Non Obvious Relationship Awareness

The most interesting person I met this year at PC Forum was Jeff Jonas, founder of System Research and Development (SRD), the data mining company that made its name in Las Vegas with a technology called NORA (Non-Obvious Relationship Awareness) — software that would alert casino security, for instance, that the dealer at table 11 once shared a phone number with the guy who is winning big at that same table.

As you can imagine, the government came knocking after 9/11. SRD got funding from In-Q-Tel, the CIA’s venture fund, and was acquired by IBM earlier this year. Jeff is now an IBM distinguished engineer and chief scientist of IBM’s Entity Analytics division.

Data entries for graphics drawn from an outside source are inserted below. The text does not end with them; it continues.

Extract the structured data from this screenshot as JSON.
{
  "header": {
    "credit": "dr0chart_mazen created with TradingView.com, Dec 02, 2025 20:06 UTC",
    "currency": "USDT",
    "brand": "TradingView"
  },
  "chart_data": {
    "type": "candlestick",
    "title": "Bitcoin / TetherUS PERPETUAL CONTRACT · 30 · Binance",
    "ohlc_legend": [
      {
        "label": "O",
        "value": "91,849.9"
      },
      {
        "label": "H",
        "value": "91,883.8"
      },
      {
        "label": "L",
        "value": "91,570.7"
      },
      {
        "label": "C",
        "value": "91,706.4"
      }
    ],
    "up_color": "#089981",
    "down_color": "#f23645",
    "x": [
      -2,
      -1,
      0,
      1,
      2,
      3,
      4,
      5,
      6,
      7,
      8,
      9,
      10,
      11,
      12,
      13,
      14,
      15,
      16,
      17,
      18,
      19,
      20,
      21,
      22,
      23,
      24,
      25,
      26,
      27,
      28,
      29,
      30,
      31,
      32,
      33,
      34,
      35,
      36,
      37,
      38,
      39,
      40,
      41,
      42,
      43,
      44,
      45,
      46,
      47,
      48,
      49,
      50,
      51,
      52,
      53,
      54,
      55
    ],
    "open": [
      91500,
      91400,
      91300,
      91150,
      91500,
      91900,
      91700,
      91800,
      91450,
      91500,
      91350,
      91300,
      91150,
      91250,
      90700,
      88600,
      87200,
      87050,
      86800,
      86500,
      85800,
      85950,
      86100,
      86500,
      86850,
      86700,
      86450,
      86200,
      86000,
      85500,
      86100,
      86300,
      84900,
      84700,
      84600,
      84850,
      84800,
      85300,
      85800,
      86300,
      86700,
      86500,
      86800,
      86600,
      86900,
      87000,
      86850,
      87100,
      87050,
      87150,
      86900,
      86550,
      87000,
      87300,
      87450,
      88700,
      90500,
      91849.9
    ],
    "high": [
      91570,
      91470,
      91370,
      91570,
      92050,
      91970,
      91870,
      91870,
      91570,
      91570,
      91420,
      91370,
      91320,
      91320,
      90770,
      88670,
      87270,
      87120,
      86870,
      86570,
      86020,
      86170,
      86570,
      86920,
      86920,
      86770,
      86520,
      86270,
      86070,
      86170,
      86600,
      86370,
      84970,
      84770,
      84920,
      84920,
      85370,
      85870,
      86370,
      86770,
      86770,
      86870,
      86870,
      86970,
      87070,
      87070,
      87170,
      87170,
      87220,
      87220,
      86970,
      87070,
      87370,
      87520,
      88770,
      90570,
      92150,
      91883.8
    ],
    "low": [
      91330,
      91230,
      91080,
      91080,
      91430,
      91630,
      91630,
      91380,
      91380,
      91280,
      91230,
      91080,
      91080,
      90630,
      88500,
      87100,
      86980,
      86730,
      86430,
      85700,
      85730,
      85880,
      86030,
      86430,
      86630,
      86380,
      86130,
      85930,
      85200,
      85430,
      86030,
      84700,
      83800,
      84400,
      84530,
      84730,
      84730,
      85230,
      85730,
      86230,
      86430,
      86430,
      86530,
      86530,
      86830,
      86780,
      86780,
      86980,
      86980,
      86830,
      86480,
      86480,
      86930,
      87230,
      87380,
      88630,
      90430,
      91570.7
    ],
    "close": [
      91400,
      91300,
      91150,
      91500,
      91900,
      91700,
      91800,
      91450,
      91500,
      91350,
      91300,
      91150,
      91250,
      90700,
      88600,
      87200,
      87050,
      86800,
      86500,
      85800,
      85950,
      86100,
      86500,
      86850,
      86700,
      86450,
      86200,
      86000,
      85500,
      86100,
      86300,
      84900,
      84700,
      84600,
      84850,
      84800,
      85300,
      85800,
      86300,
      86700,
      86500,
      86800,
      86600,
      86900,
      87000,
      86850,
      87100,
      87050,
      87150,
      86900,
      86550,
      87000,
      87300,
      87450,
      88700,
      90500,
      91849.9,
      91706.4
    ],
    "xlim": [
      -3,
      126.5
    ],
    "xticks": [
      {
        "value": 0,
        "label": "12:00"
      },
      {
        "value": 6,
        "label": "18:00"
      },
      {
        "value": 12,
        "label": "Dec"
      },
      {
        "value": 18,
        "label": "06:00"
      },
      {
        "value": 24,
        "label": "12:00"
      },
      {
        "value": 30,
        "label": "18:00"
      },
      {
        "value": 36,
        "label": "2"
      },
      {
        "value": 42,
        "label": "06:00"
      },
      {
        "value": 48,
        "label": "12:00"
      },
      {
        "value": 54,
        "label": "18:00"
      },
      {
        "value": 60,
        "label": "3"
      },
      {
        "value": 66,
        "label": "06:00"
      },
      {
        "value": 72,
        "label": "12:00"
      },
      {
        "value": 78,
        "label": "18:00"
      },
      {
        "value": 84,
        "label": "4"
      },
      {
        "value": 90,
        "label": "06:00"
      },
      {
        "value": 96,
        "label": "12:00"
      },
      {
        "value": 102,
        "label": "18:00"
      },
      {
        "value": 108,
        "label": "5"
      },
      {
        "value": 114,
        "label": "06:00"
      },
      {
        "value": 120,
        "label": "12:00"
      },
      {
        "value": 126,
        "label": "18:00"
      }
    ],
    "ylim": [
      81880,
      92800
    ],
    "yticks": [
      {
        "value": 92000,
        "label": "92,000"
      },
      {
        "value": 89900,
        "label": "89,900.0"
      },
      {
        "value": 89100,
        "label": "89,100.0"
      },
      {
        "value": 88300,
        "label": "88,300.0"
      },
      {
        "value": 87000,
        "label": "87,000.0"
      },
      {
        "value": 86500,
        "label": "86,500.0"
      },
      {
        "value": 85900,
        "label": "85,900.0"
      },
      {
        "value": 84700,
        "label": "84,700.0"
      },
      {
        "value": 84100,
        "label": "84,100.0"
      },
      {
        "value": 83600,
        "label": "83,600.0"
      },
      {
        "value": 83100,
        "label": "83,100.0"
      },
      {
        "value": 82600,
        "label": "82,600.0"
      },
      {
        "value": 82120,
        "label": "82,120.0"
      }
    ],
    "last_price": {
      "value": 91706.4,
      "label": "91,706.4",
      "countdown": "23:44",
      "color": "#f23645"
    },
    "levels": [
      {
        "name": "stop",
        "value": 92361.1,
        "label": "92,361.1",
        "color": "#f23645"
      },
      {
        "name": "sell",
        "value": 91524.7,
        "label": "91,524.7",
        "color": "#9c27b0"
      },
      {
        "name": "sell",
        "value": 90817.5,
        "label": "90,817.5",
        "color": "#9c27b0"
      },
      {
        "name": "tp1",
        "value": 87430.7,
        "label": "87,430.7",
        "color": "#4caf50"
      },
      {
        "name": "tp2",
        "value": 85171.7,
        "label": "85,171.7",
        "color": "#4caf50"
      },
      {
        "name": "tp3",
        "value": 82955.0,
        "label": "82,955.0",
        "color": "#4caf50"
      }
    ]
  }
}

His current focus is “anonymous entity resolution” — the ability to share sensitive data without actually revealing it. That is, by using one-way hashes, you can look across various databases for a match without actually pooling all the data and making it available to all. As you can imagine, solving this problem is fairly critical to the government if they want “total information awareness” while maintaining citizen privacy and some semblance of civil liberties.

I also find this idea fascinating with regard to social networking. As I’ve noted in my talks for the past couple of years, social networking as currently practiced by services like Friendster, Orkut, and LinkedIn is really a “hack.” (This is a good thing.) Much as screen scraping was a hack that showed the way to web services, current social networking apps point us towards a future in which we’ve truly reinvented the address book for the age of the internet. Why should we have to ask people if they will be our friends, and refer dates or jobs to us? Our true social networking applications — our email, our IM, and our phones — already know who our friends are. Microsoft Research’s Wallop project is a step in the right direction — a tool that lets us visualize and manage our communications web — but it only extends to first degree connections. What anonymous entity resolution would allow is an application that extends the Wallop idea to a full six degrees by comparing data across address books without actually sharing the addresses themselves unless the owner was willing.

Of course, this could be bad for highly connected people. I already know that Linda Stone is my shortest path to almost anybody, but once all my contacts know that as well, Linda might just have to go hide under a rock. Still, just as Napster unleashed a music revolution by choosing an unorthodox default (if you download, you make your computer available as a server as well), I believe that “opt out” rather than “opt in” is the trigger that will allow social networking to achieve its full potential as one of the core “Web 2.0” applications.

But back to NORA. A lot of what we do at O’Reilly is driven by pattern recognition, watching emerging trends, and deciding on the right point where adding a strong dose of information to the mix (books, conferences, advocacy) will help some important new idea reach a wider audience and hopefully reach its full potential. Mostly we do this pattern recognition by talking to cool people (“alpha geeks“) but we also do some data mining ourselves. But as Jeff points out, most current data mining efforts are rather like a game of Go Fish. (For example, in the intelligence context, “Do you have an Osama? No. Well, then, do you have a Saddam?”) Instead, he says, we need “fire and forget” queries, that return whenever they have data. (I also believe strongly in visualization tools like the ones we’re building in our own research group, tools that let you see aggregate patterns and trends.)

At any rate, Jeff’s definitely one of the movers and shakers of one of the areas that I believe is going to have a huge impact going forward. He’s also an O’Reilly kind of guy — a high school dropout, a self-taught hacker who developed software that a lot of PhDs told him couldn’t be done.

tags:
  • Scott Hamilton

    This was an interesting article.

    Data mining and NORA are all completely new to me. I may be stating the obvious, but it strikes me that one of the most difficult aspects of searching for relationships is determining what criteria to use. I assume that, given an amount of data that would make the IRS databases look like a flash drive, you would need a set of incredibly powerful computers to churn through the data just to get in the game.

    There’s sooo much data out there. You would first need to decide which Mt. Everest(s) of data to start looking at. Then you need to decide what information (data elements?) you’ll use for establishing potential relationships. Once you get beyond a certain, RELATIVELY obvious chunk of choices, wouldn’t the factors that a system uses to establish relationships be very much reflective of the personality of the system designer(s)? In other words, as an individual, you might see relationships where I don’t, and vice versa. Or are the sophisticated systems able to “learn” and start to decide what type of information might be used to look for relationships?